A designer de moda Germana Lópes também viu nas madeiras descartadas uma possibilidade de prolongamento. Em 2014, a Crua Design nasceu trazendo acessórios que unem sustentabilidade e estilo. “Trabalhamos com o conceito de ressignificação de materiais, desenvolvendo produtos com materiais reutilizados e/ou inusitados. A produção segue no mesmo ritmo slow, visto que trabalhamos com técnicas artesanais e processos manuais”, explica a designer.
Ressignificar
Em média, uma pipa de kitesurf tem um ciclo de vida útil de aproximadamente 300 horas de velejo. Por outro lado, o nylon presente na pipa usada para a prática do esporte aquático leva 300 anos para se decompor na natureza. Sem saber o que fazer com seus kites (pipas, em português) em desuso, o arquiteto e velejador Alexandre Rezende criou a marca Kite Coat em 2015 com a ideia de transformar o tecido das pipas em casacos.

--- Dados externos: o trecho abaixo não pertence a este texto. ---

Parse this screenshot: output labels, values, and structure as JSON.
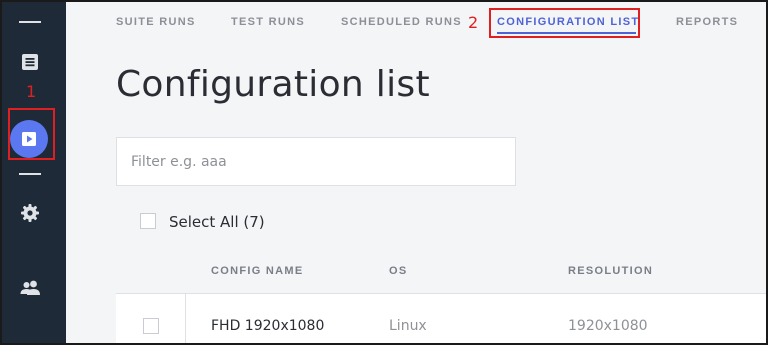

“Já fizemos mais de 200 pipas nesses quatro anos e meio, sendo mais de dois mil metros quadrados de nylon que não foram para o lixo e ganharam um segundo ciclo de vida”, expõe Alexandre, que toca a marca ao lado da sócia e namorada Paula Lagrotta.
Já no universo dos calçados, a Insecta Shoes acumula números surpreendentes de reciclagem: 21 mil garrafas plásticas, 2 mil metros de tecido, quase uma tonelada de algodão, mais de 1.600 quilos de papelão e 6.800 quilos de borracha já foram reciclados pela paulistana.
No mercado há cinco anos, a marca fundada por Bárbara Mattivy busca ressignificar materiais que estão no lixo. “Além do tecido do sapato ser sempre de upcycling, a sola é de borracha reciclada, a couraça e o contraforte também, a palmilha é feita com o excedente de tecido da nossa produção, e até a linha de costura é feita de garrafa PET reciclada”, conta a criadora da marca, que cresce cada vez mais no mercado do slow fashion.
Descarte é arte
O segmento da decoração também sabe como agregar as tendências sustentáveis, principalmente o upcycling. A Ignis Industrial, por exemplo, trabalha com móveis e objetos vintage e nasceu como uma segunda marca da Desmobilia, no mercado há vinte anos.
“O projeto começa sempre a partir de alguma peça garimpada, que vai ganhando outras formas quando agregada a outros componentes e peças. É como um grande quebra-cabeça que, no final, tem como resultado um objeto único e com funcionalidade distinta da peça que o originou”, conta o designer João Livoti.
Transformando descarte em arte, as peças de reúso ainda carregam histórias. A poltrona de avião da década de 1950, a mesa lateral feita com uma maleta militar alemã, a luminária com cúpula de opalina verde do início do século 20 e a mesa produzida a partir de um boneco Michelin e ferro fundido são exemplos de objetos decorativos que ganharam novos significados a partir do upcycling.
Não é preciso ir muito longe para aderir ao movimento. Na decoração, por exemplo, os pallets são ótimos exemplos de itens fáceis de encontrar e com baixo custo. A partir das estruturas de madeira, é possível explorar customizações que transformam os itens em sofás, camas, mesas e escrivaninhas.
Em seu canal no YouTube, Karla Amadori ensina algumas opções aos interessados na arte do ‘faça você mesmo’. A mais criativa delas, que acumula quase 250 mil visualizações, transforma pallets em uma escrivaninha charmosa para o escritório da youtuber.
* Estagiária sob supervisão de Charlise Morais.